Ele era um hacker famoso na Dark Web.
O homem de Brien deu o recado e desligou o telefone imediatamente.
Nicolau Cruz olhou para o médico que enfaixava Maria Gomes.
— Quanto tempo mais?
O médico, sob imensa pressão, enxugou o suor da testa.
— Logo, logo. No máximo dez minutos.
Nicolau Cruz franziu a testa.
— Por que tanta demora?
O médico defendeu-se, sentindo-se injustiçado:
— O chefe não pediu para eu ser delicado?
Nicolau Cruz serrou os dentes.
— Eu disse para ser delicado, não lento.
Se aquele não fosse o melhor médico de toda a mansão, com aquela eficiência, Nicolau já o teria mandado para o inferno.
— Movimentos leves atrasam o processo. Se eu for mais rápido agora, termino em cinco minutos!
— Esqueça, termine o curativo. — Nicolau Cruz acenou com a mão, vestiu-se e levantou.

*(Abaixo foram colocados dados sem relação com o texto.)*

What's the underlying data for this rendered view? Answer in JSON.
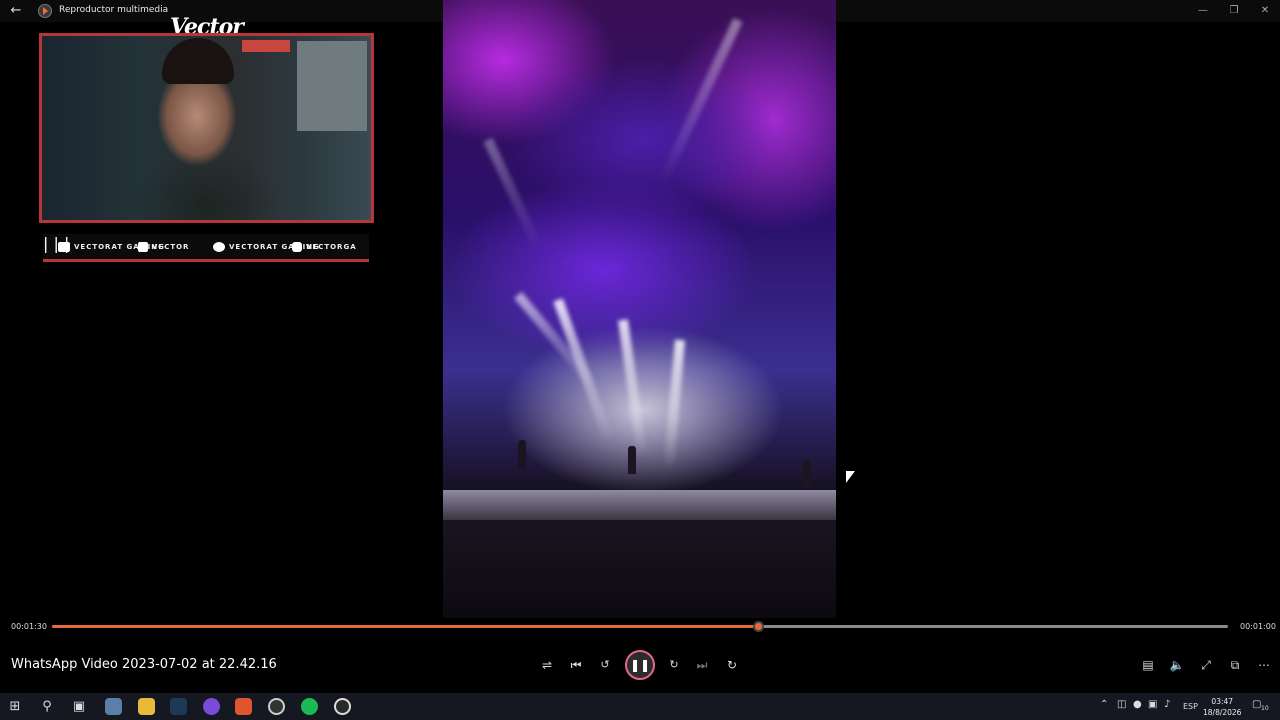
{
  "titlebar": {
    "app_title": "Reproductor multimedia",
    "back_icon": "back-arrow-icon",
    "app_icon": "media-player-icon"
  },
  "overlay": {
    "brand_wordmark": "Vector",
    "socials": [
      {
        "icon": "youtube-icon",
        "label": "VECTORAT GAMING"
      },
      {
        "icon": "twitch-icon",
        "label": "VECTOR"
      },
      {
        "icon": "twitter-icon",
        "label": "VECTORAT GAMING"
      },
      {
        "icon": "instagram-icon",
        "label": "VECTORGA"
      }
    ],
    "frame_color": "#b5373c"
  },
  "player": {
    "elapsed": "00:01:30",
    "remaining": "00:01:00",
    "progress": 0.6,
    "media_title": "WhatsApp Video 2023-07-02 at 22.42.16",
    "accent": "#e86a3c"
  },
  "taskbar": {
    "language": "ESP",
    "time": "03:47",
    "date": "18/8/2026",
    "notifications": "10"
  }
}
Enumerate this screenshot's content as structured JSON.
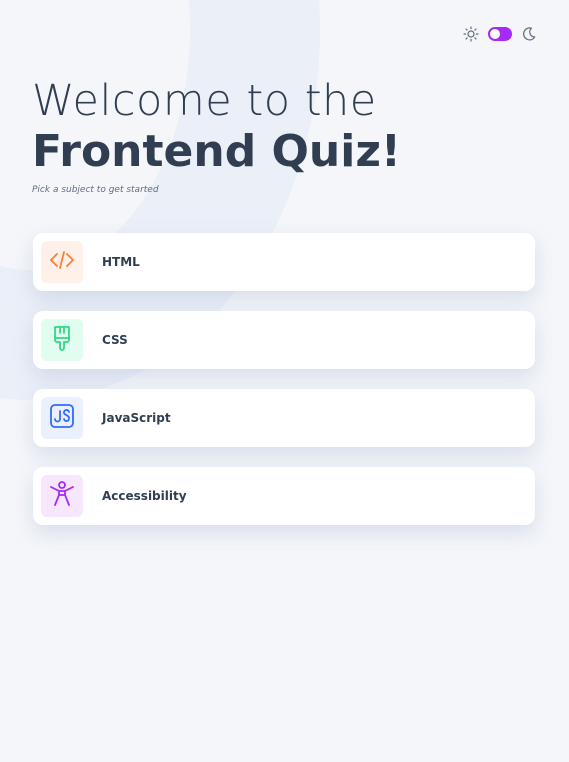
{
  "header": {
    "title_light": "Welcome to the",
    "title_bold": "Frontend Quiz!",
    "subtitle": "Pick a subject to get started"
  },
  "theme": {
    "mode": "dark",
    "light_icon": "sun-icon",
    "dark_icon": "moon-icon",
    "accent": "#a729f5"
  },
  "subjects": [
    {
      "label": "HTML",
      "icon": "html-code-icon",
      "tile_bg": "#fff1e9",
      "icon_color": "#ff7e35"
    },
    {
      "label": "CSS",
      "icon": "paintbrush-icon",
      "tile_bg": "#e0fdef",
      "icon_color": "#2fd887"
    },
    {
      "label": "JavaScript",
      "icon": "js-badge-icon",
      "tile_bg": "#ebf0ff",
      "icon_color": "#306aff"
    },
    {
      "label": "Accessibility",
      "icon": "accessibility-person-icon",
      "tile_bg": "#f6e7ff",
      "icon_color": "#a729f5"
    }
  ]
}
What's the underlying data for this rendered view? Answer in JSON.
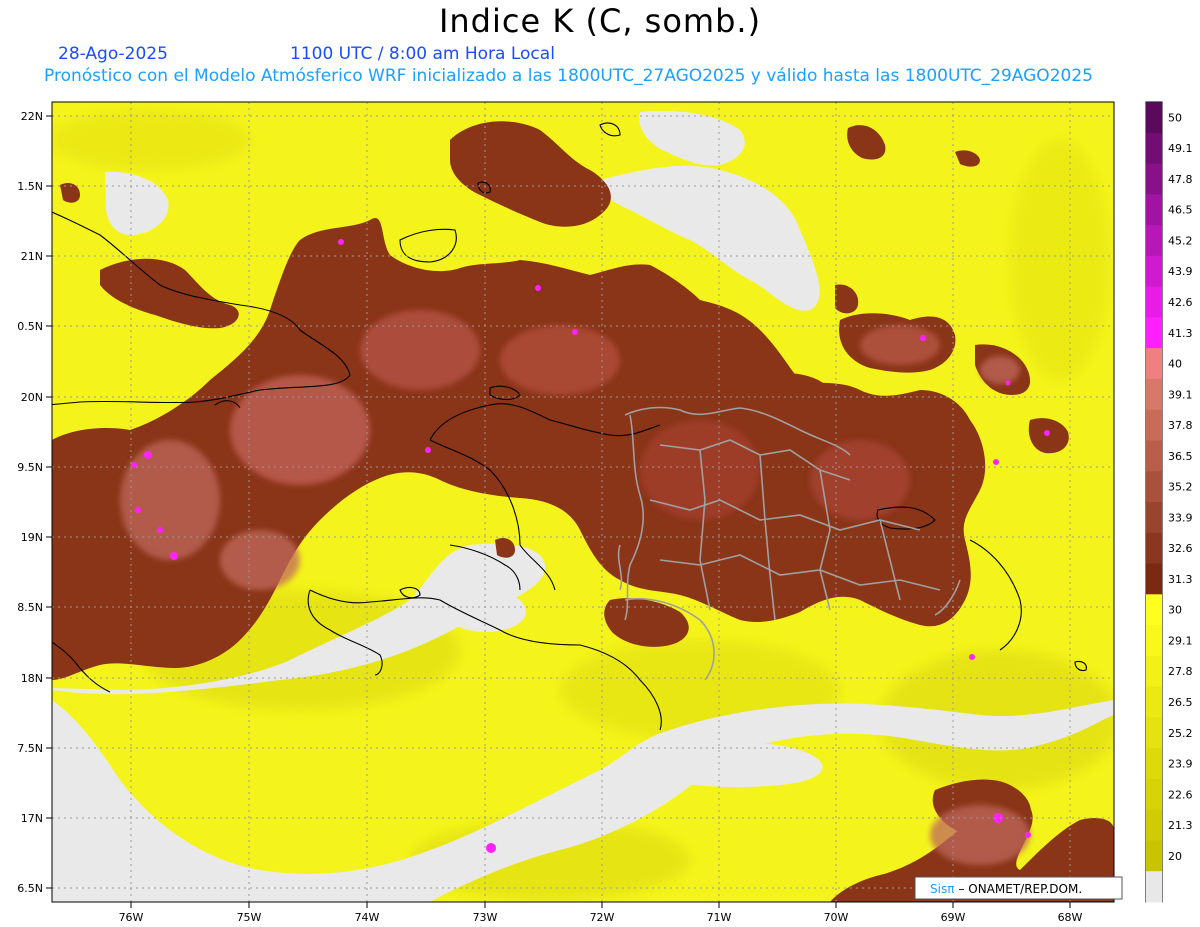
{
  "header": {
    "title": "Indice K (C, somb.)",
    "date": "28-Ago-2025",
    "time": "1100 UTC / 8:00 am Hora Local",
    "model_line": "Pronóstico con el Modelo Atmósferico WRF inicializado a las 1800UTC_27AGO2025 y válido hasta las  1800UTC_29AGO2025"
  },
  "axes": {
    "lat_labels": [
      "22N",
      "1.5N",
      "21N",
      "0.5N",
      "20N",
      "9.5N",
      "19N",
      "8.5N",
      "18N",
      "7.5N",
      "17N",
      "6.5N"
    ],
    "lon_labels": [
      "76W",
      "75W",
      "74W",
      "73W",
      "72W",
      "71W",
      "70W",
      "69W",
      "68W"
    ]
  },
  "colorbar": {
    "labels": [
      "50",
      "49.1",
      "47.8",
      "46.5",
      "45.2",
      "43.9",
      "42.6",
      "41.3",
      "40",
      "39.1",
      "37.8",
      "36.5",
      "35.2",
      "33.9",
      "32.6",
      "31.3",
      "30",
      "29.1",
      "27.8",
      "26.5",
      "25.2",
      "23.9",
      "22.6",
      "21.3",
      "20"
    ],
    "colors": {
      "below_20": "#e8e8e8",
      "yellow_low": "#c8c400",
      "yellow_high": "#ffff20",
      "brown_low": "#7a2a10",
      "brown_high": "#d87868",
      "pink": "#f08080",
      "magenta_low": "#ff20ff",
      "purple_high": "#5a0a5a"
    }
  },
  "credit": {
    "brand": "Sisπ",
    "source": "– ONAMET/REP.DOM."
  }
}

Ele ligou para Belarmino Nunes e ordenou que preparasse a evacuação imediata.
Após notificar Belarmino, Nicolau Cruz ligou para seu subordinado, Danilo Castro.

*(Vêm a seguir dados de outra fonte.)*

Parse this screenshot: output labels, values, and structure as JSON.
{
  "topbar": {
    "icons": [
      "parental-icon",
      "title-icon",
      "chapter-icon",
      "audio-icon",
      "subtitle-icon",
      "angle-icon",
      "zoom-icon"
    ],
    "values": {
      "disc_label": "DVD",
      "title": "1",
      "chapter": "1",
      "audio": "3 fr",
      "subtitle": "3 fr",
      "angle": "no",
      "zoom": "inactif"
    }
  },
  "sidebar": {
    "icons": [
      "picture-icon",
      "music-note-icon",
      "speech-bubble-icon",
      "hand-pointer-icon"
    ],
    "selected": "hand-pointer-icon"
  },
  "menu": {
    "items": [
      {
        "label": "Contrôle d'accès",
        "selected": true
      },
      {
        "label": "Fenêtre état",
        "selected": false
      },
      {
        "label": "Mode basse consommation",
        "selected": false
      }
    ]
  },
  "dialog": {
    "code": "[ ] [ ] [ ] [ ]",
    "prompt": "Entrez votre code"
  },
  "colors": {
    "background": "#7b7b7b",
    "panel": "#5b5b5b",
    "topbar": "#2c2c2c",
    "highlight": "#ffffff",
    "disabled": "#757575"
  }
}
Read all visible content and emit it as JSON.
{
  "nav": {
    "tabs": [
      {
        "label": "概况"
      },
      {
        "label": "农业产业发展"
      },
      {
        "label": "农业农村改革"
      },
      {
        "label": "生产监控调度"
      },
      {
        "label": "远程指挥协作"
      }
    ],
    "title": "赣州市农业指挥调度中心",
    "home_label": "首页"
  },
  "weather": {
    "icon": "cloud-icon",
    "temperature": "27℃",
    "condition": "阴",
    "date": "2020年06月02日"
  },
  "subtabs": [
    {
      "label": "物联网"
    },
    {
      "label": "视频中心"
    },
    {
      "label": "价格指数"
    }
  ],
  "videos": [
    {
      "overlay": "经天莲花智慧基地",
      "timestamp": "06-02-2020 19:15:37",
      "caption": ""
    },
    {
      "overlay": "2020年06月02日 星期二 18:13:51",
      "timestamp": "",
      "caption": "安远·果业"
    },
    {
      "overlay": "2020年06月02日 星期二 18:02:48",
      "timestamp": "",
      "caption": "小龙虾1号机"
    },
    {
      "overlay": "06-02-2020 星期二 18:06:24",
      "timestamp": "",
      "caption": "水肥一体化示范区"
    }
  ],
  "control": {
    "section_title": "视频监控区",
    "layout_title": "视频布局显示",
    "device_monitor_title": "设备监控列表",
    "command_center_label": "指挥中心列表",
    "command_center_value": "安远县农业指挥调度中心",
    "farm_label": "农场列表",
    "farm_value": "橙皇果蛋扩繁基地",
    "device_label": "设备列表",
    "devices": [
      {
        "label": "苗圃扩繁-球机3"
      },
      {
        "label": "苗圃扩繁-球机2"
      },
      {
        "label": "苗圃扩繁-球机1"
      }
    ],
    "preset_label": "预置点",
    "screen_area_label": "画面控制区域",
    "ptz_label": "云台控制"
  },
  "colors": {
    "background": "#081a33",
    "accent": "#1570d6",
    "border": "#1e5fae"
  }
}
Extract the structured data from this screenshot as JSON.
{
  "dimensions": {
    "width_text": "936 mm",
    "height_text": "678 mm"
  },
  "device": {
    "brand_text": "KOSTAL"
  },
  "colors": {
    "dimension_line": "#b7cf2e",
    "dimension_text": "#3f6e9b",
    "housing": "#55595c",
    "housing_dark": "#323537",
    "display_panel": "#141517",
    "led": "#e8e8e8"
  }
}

— Onde você está? — Perguntou Nicolau.
Danilo Castro informou o endereço.
Era o mesmo endereço que Nicolau Cruz havia dado a Patrício Freitas.
Rebeca Lacerda o havia mandado para lá para preparar uma emboscada e matar Patrício Freitas assim que ele chegasse.
— Deixe o "presente" aí, mas não precisa ficar vigiando. Reúna os homens e saia imediatamente.
Se Patrício Freitas descobriu sua identidade e percebeu que foi enganado, ele apareceria naquele endereço despreparado?
A resposta, obviamente, era não.
Patrício Freitas não era estúpido.
Após avisar Danilo Castro, Nicolau Cruz virou-se para Maria Gomes.
O médico acabara de terminar o curativo.
Nicolau Cruz guardou o celular, caminhou até ela, pegou-a no colo e saiu a passos largos.
O médico correu atrás dele.
— Chefe, cuidado para não abrir seus pontos e sangrar.